“Divergencias e inconsistencias”
Las universidades asesoras darán un crítico informe sobre el Indec
De la redacción de El Litoral
politica@ellitoral
Las cinco universidades nacionales convocadas para monitorear el funcionamiento del Instituto de Estadísticas y Censos (Indec) darían a conocer en breve un documento unificado fuertemente crítico, en el que reflejarían que el organismo tiene la “menor credibilidad” de su historia, como producto de “divergencias e inconsistencias” en el manejo de los datos.
Las universidades nacionales que integran el Consejo Académico de Estudio y Seguimiento (Caes) son la de Buenos Aires (UBA), Tres de Febrero, Rosario, Tucumán y Mar del Plata. A la fecha, cada uno de los cuerpos académicos preparó sus propios informes, pero la idea sería tratar de unificarlos y difundir uno solo, dentro de las próximas dos semanas.
El Caes fue creado por el gobierno en julio de 2009 con el objetivo de transparentar la gestión del Indec, luego de dos años y medio de sospechas generalizadas sobre la manipulación de las cifras de inflación. Y se le fijó como “misión prioritaria” la “de evaluar la elaboración, aplicación y pertinencia” de la metodología que se utiliza para la confección del Indice de Precios al Consumidor.
Los representantes de las universidades se reunirán la semana próxima para discutir el tema, pero el tenor del que será el futuro documento fue anticipado hoy por el diario La Nación, haciendo referencia en particular al trabajo producido por la UBA.
Lenguaje moderado
Según confiaron fuentes de esa casa de estudios al periódico, el documento realizado por las facultades de Ciencias Económicas, Sociales, Exactas y Derecho, habla de “divergencias e inconsistencias” para referirse a la manipulación de los datos que hace el instituto de estadísticas. Además, asegura que la comunidad de académicos e investigadores ya no puede usar sus datos por la falta de credibilidad de las cifras oficiales.

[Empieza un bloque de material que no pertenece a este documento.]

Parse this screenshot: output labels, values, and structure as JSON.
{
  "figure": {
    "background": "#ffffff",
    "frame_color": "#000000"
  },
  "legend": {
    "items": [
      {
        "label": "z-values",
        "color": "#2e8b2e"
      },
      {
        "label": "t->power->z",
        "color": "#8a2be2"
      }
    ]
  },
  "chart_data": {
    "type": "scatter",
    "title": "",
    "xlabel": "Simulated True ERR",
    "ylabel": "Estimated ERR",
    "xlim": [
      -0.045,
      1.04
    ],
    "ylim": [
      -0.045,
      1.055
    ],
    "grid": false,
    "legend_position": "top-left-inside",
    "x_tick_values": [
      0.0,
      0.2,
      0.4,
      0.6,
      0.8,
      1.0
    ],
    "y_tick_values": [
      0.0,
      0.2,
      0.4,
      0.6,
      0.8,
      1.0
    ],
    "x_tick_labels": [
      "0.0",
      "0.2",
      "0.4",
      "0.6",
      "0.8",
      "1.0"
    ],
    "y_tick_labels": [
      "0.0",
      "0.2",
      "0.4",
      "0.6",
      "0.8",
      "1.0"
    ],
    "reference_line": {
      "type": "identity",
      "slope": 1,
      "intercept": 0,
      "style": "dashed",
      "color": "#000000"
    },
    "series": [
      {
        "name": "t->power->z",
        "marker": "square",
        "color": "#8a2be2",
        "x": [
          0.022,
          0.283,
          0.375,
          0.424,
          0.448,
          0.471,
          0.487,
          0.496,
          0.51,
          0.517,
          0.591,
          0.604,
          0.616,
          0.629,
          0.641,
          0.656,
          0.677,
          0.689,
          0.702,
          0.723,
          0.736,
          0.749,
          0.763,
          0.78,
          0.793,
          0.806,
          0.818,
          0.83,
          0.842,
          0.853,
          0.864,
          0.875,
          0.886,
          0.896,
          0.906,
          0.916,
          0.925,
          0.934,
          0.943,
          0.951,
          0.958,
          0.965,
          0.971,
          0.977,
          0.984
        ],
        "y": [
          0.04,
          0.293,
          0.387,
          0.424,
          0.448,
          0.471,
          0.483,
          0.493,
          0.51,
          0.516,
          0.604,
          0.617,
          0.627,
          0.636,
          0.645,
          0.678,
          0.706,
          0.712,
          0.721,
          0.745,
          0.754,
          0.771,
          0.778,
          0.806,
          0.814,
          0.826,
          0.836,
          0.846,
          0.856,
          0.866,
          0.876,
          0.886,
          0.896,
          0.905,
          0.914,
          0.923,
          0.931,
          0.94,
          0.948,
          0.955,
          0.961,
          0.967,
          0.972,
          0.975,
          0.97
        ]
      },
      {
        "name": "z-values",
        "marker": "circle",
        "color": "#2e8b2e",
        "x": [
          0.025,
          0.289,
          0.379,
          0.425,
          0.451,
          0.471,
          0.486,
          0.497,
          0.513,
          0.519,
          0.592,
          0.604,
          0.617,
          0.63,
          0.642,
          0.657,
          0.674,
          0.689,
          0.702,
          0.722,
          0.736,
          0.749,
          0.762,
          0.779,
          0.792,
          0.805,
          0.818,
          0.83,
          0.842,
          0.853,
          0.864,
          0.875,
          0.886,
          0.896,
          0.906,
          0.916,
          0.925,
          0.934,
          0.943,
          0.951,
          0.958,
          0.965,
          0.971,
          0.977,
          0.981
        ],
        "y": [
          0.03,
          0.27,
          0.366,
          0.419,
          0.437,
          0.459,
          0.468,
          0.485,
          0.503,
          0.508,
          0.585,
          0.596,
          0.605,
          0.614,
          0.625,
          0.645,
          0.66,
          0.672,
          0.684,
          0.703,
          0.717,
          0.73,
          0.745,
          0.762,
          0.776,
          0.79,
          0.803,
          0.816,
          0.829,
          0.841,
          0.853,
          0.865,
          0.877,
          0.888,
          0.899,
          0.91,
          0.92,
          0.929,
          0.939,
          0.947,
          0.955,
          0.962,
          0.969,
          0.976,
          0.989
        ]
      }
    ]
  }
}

Pese a las críticas, los académicos -dice la nota del matutino- evitaron los adjetivos duros “para no caer en una confrontación retórica estéril con los funcionarios que responden a Moreno”. Y también prefirieron no hablar de “manipulación”, porque eso podría derivar en problemas legales para el Estado, que seguramente deberían afrontar futuros gobiernos.
Puntualizaciones
Uno de los puntos más críticos del documento se enfoca en la manera en que el equipo de Ana Edwin y Norberto Itzcovich mide el Índice de Precios al Consumidor (IPC), tal como lo demuestran otros indicadores del propio organismo. Uno de ellos es el índice de subas salariales.
Con relación al índice de precios al consumidor, el documento señalaría que los precios cargados en la base de datos -a partir de los cuales se elabora el indicador- no responderían a la realidad de los consumidores. Y como no es posible saber cuáles fueron durante estos más de tres año los precios reales pagados por los consumidores o usuarios, recomendaría realizar un relevamiento independiente de los precios en los negocios, locales y supermercados que visitan los encuestadores del Indec para determinar si hay o no diferencias y las magnitudes en juego.
Esta propuesta estaría apuntalada, además, en las fuertes diferencias que se advierten entre las mediciones de los institutos provinciales de Estadísticas, en especial los de Santa Fe y de San Luis.
Sobre la situación interna del organismo, el informe señalaría que desde diciembre de 2006, y pese a que en ese lapso se elaboraron menos informes y publicaciones, hubo un incremento del 50% en las contrataciones de personal. También dirá que se reemplazaron técnicos especializados por personas con menor calificación y que ahora sólo 40% del personal tendría estudios terciarios o universitarios. En tanto, de unos 1.000 técnicos y empleados que había en diciembre de 2006, ahora hay más de 1.500. Y algunos están acusados de pertenecer a “barras bravas” del fútbol.
El tercer punto a ser tocado por las universidades es el censo de población que se realizará en octubre, para el cual el Indec no estaría debidamente preparado, debido a su “desorganización institucional”.